I remember when I was younger, putting my shitty Radio Shack (r.i.p.) microphones up to computer speakers and recording music from Commodore 64/128 games. There was something in those tunes that blew my prepubescent mind.. to the point where I'd load the games just to hear the music. That crunchy, 8-bit sound... that others of my generation first heard in Atari and some earlier Nintendo games, has been seeing a bit of a renaissance lately, specifically in a slew of retro games coming out for smart phones (check out The Incident).

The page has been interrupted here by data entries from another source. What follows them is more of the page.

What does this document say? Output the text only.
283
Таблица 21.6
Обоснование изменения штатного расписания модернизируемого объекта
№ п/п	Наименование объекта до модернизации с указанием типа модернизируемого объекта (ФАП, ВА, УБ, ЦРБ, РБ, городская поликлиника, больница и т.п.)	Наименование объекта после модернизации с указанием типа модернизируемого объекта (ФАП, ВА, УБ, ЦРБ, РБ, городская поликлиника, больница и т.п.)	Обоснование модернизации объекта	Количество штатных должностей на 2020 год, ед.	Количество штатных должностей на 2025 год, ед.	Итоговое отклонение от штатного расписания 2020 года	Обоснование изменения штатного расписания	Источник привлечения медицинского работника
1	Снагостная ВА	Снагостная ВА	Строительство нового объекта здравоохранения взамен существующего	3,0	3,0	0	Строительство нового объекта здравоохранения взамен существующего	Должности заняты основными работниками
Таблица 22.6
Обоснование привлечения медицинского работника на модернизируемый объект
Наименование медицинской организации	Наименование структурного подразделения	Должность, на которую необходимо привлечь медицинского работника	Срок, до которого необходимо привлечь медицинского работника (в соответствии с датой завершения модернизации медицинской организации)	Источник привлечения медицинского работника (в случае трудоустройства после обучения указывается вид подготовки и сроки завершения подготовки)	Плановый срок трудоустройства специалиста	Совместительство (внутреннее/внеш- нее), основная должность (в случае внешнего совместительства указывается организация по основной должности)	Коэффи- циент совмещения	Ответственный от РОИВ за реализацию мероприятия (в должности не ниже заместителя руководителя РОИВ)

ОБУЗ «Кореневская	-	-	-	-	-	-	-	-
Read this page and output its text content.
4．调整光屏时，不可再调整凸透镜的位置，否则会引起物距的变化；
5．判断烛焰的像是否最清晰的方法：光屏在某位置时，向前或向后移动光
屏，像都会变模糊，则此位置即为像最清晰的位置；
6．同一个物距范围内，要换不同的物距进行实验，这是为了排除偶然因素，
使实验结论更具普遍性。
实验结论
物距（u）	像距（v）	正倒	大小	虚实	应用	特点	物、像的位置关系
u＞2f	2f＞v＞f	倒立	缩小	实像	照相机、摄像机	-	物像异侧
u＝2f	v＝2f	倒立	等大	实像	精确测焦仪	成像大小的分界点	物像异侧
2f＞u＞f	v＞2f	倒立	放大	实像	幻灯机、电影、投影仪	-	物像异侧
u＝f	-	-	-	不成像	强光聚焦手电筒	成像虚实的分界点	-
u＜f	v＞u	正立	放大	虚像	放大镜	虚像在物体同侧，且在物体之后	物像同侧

It's a sound that may escape most generations pre- or post-ceding my own. I imagine the home video-gaming console craze didn't exactly sweep the attention of those born in the 1960s... and as technology progressed with those systems, so did the music quality... and the 8-bit crunch was lost to, eventually, actual orchestral scores... so kids born in the 1990s might not have the same connection to it either.
Ren Queenston, the Canadian composer/songwriter behind this and buttloads of other releases, I would guess is, of or around, my generation. The music here could easily be outtakes from a strange Atari game that never saw the light of day. As robotic voices sing to you about piñatas and about how they want to drink your juice, visions of pixelated venus fly traps and knife wielding Speak and Spell machines may spring to mind. Yes, it's a little menacing. But the marriage between glitchy '80s video game music and creepiness speaks volumes to my mind which, these days, seems to be impulsively grasping at those melancholic days of youth (where I played a lot of video games and watched a lot of horror movies).
I suppose that happens when one is in the midst of a midlife crisis. Life expectancy is only early 70s people! At 35, I'm feeling it. Time to buy a DeLorian, or whatever car it popular with the balding class these days.